There are signs however that the UK market is opening up to PIPE deals if issuers can also manage existing shareholders’ concerns about dilution.
In recognition of the need for capital to see out the effects of the pandemic and the limitations of the UK regulatory regime, the FCA and investor guidance groups have both announced measures to facilitate issuers’ easier access to capital:
Shareholder approvals encouraged |
PEG (the Pre-Emption Group, an institutional shareholder guidance group) has recommended that shareholders should consider supporting issuances by companies of up to 20% of their issued share capital rather than the usual 5%, however it continues to expect issuers to consult with major shareholders and for pre-emptive issues to be made where possible. The guidance will be renewed on 1 October 2020. |
Prospectus requirement relaxed |
The FCA has encouraged the use of a shorter form prospectus with its simplified disclosure regime when possible to limit the time and cost of preparation. |
Until very recently, UK public companies have raised capital from a subset of existing shareholders rather than new investors.
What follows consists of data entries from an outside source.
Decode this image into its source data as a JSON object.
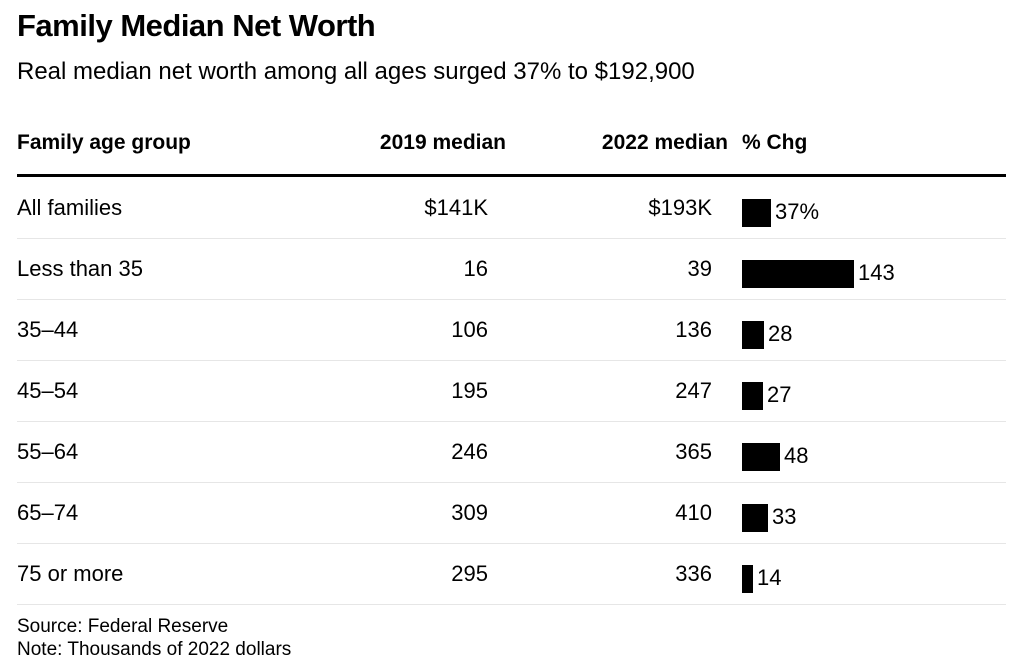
{
  "title": "Family Median Net Worth",
  "subtitle": "Real median net worth among all ages surged 37% to $192,900",
  "headers": {
    "age": "Family age group",
    "y2019": "2019 median",
    "y2022": "2022 median",
    "chg": "% Chg"
  },
  "source": "Source: Federal Reserve",
  "note": "Note: Thousands of 2022 dollars",
  "chart_data": {
    "type": "table",
    "title": "Family Median Net Worth",
    "subtitle": "Real median net worth among all ages surged 37% to $192,900",
    "columns": [
      "Family age group",
      "2019 median",
      "2022 median",
      "% Chg"
    ],
    "rows": [
      {
        "group": "All families",
        "v2019": "$141K",
        "v2022": "$193K",
        "chg": 37,
        "chg_label": "37%"
      },
      {
        "group": "Less than 35",
        "v2019": "16",
        "v2022": "39",
        "chg": 143,
        "chg_label": "143"
      },
      {
        "group": "35–44",
        "v2019": "106",
        "v2022": "136",
        "chg": 28,
        "chg_label": "28"
      },
      {
        "group": "45–54",
        "v2019": "195",
        "v2022": "247",
        "chg": 27,
        "chg_label": "27"
      },
      {
        "group": "55–64",
        "v2019": "246",
        "v2022": "365",
        "chg": 48,
        "chg_label": "48"
      },
      {
        "group": "65–74",
        "v2019": "309",
        "v2022": "410",
        "chg": 33,
        "chg_label": "33"
      },
      {
        "group": "75 or more",
        "v2019": "295",
        "v2022": "336",
        "chg": 14,
        "chg_label": "14"
      }
    ],
    "bar_max": 143
  }
}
Notwithstanding the regard had to limiting the dilution suffered by at least larger shareholders, taking advantage of the new regulatory guidance does still come with market scrutiny. Both Foxtons and The Restaurant Group were still criticised by the investor guidance group ISS for taking advantage of the relaxed guidance and using it to raise capital on a non-pre-emptive basis despite, in their view, there being no immediate liquidity concerns. The suggestion is these measures are available to avoid imminent distress rather than to enable an issuer to take proactive preemptive steps to shore up its balance sheet. In the last few days, SIG has announced a PIPE whereby Clayton Dubillier & Rice will invest in new ordinary shares alongside a general offer to existing shareholders. CD&R are guaranteed a minimum investment amount which should deliver a shareholding in the region of 25% of the enlarged capital. It will be able to appoint 2 directors and will be subject to a relationship agreement with SIG. The transaction remains subject to shareholder consent. The SIG/CD&R transaction represents as close to a traditional US PIPE transaction as has been seen in the UK market for some time and may represent a wave of distressed companies impacted by COVID-19 accessing strategic capital in this way.